Maybe it’s not fair, but some some places have to be budget-busters for shoestring travelers.
A new article of mine is up on Transitions Abroad – Man vs. Man: Saving the Galapagos. It’s about all the behind-the-scenes efforts that a lot of dedicated people have been taking for years to roll back some of the damage done on these fragile islands. It takes money and manpower to preserve the natural state.
This is not the first article for them I’ve done dealing with this prickly issue. A few years ago I wrote Saving Machu Picchu, which detailed a similar fight to conserve a precious site while dealing with an ever-increasing demand to see Machu Picchu and to hike the Inca Trail.
In both cases, there is a paradox. How do you keep a site accessible to the thousands of people who want to see it every week, yet still protect all the characteristics that made it popular in the first place? In some cases, governments fail completely by letting the crowds and the pressures become too great, as in Tibet or Ankor Wat.
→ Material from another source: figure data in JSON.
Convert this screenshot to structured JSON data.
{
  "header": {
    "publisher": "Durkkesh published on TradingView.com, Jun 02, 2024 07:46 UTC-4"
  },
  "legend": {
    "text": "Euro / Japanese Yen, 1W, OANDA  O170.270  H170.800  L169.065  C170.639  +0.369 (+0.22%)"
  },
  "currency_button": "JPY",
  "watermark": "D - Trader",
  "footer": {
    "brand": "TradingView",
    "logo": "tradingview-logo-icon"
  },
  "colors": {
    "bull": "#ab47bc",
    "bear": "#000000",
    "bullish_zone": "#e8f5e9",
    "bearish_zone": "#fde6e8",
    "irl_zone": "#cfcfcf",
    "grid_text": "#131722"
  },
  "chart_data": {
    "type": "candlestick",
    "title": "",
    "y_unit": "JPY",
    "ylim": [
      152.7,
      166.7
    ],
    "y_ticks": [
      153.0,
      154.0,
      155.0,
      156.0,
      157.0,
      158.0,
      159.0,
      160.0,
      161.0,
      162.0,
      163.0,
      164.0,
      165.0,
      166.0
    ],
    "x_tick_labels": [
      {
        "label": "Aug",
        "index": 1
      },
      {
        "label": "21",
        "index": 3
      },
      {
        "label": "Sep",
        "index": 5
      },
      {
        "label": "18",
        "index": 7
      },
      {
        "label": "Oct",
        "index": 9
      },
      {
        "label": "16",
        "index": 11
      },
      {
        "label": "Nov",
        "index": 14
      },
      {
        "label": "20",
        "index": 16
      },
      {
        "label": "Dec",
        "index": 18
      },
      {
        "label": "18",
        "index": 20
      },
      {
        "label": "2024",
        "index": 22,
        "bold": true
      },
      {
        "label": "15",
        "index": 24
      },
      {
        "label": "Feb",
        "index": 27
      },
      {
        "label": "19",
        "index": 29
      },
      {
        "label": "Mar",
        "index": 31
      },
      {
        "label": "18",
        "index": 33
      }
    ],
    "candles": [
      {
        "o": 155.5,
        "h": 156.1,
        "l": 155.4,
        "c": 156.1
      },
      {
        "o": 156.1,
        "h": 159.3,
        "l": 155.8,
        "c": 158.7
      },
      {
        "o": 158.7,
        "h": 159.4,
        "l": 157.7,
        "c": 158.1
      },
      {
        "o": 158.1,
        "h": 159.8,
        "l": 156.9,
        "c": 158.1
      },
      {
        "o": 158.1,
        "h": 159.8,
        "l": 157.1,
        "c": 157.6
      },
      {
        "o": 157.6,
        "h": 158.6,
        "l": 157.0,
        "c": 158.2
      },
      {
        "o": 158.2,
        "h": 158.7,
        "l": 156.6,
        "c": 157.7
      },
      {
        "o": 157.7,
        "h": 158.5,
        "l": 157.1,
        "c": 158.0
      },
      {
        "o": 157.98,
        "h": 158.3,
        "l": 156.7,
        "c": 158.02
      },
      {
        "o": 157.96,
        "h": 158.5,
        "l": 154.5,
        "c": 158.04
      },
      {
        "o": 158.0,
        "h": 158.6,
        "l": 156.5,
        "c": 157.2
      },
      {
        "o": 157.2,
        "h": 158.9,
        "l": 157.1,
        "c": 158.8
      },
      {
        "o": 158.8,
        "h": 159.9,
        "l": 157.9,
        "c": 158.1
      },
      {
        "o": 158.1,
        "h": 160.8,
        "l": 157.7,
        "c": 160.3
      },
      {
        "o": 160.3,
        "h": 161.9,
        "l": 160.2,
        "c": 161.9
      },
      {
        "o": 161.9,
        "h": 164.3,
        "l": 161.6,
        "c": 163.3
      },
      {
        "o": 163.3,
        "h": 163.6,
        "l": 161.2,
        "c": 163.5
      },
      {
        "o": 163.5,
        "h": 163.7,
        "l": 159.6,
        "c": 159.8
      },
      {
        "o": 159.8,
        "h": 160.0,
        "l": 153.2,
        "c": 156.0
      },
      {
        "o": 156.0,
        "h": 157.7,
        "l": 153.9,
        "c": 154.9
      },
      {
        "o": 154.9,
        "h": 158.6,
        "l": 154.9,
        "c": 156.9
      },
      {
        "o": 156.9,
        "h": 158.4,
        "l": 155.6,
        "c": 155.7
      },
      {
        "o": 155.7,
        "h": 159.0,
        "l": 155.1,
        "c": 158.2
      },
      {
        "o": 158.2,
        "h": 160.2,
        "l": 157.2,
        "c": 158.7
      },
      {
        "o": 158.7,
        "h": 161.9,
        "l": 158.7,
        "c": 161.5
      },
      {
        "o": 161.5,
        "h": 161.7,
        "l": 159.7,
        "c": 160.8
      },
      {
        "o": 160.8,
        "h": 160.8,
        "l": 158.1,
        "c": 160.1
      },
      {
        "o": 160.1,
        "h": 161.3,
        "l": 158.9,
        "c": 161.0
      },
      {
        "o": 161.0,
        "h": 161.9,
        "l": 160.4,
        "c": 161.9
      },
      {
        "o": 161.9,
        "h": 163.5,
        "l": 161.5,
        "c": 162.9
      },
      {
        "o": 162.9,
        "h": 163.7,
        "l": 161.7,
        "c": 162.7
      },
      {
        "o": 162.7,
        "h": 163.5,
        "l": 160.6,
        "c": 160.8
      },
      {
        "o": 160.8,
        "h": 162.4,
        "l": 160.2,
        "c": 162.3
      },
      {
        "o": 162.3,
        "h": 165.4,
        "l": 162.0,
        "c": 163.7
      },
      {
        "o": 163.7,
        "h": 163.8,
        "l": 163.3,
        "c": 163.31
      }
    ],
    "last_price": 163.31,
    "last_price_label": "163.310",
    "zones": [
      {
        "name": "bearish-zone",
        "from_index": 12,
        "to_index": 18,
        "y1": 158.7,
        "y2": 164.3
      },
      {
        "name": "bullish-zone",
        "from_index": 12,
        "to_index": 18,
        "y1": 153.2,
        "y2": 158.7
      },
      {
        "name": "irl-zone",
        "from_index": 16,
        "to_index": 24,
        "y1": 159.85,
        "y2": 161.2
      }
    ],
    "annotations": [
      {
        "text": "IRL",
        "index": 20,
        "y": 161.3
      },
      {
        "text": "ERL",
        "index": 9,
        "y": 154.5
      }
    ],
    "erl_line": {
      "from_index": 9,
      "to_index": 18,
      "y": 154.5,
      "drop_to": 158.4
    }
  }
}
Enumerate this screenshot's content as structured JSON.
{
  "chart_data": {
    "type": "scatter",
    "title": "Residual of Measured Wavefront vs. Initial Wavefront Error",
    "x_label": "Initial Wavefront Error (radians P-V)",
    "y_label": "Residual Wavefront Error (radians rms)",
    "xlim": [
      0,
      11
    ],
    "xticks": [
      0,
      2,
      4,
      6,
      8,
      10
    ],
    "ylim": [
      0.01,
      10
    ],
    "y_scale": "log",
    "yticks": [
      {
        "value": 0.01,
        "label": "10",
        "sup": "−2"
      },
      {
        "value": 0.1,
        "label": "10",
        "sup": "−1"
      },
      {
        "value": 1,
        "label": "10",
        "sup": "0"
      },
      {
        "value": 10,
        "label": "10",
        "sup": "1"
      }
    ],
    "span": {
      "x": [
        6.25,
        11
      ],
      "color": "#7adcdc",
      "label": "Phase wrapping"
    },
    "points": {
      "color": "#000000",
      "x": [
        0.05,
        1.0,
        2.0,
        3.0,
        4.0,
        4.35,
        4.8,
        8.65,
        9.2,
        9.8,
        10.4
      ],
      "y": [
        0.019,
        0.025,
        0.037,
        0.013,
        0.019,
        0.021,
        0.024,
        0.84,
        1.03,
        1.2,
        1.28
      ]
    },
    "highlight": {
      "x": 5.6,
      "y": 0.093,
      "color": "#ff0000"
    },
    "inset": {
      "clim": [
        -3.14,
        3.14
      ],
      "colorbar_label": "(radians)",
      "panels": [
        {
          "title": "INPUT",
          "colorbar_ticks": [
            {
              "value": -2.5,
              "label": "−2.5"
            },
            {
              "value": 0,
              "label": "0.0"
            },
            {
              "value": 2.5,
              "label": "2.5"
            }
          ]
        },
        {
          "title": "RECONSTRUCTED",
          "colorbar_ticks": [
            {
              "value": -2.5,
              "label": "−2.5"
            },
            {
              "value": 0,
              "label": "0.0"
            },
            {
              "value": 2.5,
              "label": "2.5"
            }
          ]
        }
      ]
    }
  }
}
In other cases they put up huge barriers that keep out all but the most wealthy, as in Bhutan.
Finding that middle ground is extremely difficult. In cases such as Machu Picchu, even multiple price increases have not helped—it’s still tough to keep a lid on the visitor numbers. The Inka Trail is often sold out months in advance in high season, despite prices that have put the trip out of range of most backpackers.
Unfortunately for those on a budget, this is not going to get any better. People who never had money to travel—Chinese, Russians, Indians—are now wanting to explore those places they’ve seen on satellite TV. Retired people who used to be content going to the Caribbean or Europe are now looking for a more interesting experience. Whole multi-generational families are traveling together, all looking for that “experience of a lifetime” that they can share.
So you can do one of three things:
1) You can bitterly complain about how much it costs to go to the Galapagos, or Machu Picchu, or Petra, or some tombs in Egypt, or many other sites that are trying to cope with too much demand. And insist that you didn’t really want to go anyway.
2) You can suck it up and pay what it takes to keep things in equilibrium, putting it all on a credit card if necessary.
3) You can put off that visit until you have more money or grandpa is paying.
Whichever choice you make, understand that some places are expensive because they need to be. Sometimes the only way to keep a place from totally going to hell is to demand enough money to keep it from going to hell. This sucks, but in today’s climate, where most anyone with money can get to most anywhere on Earth, it’s necessary.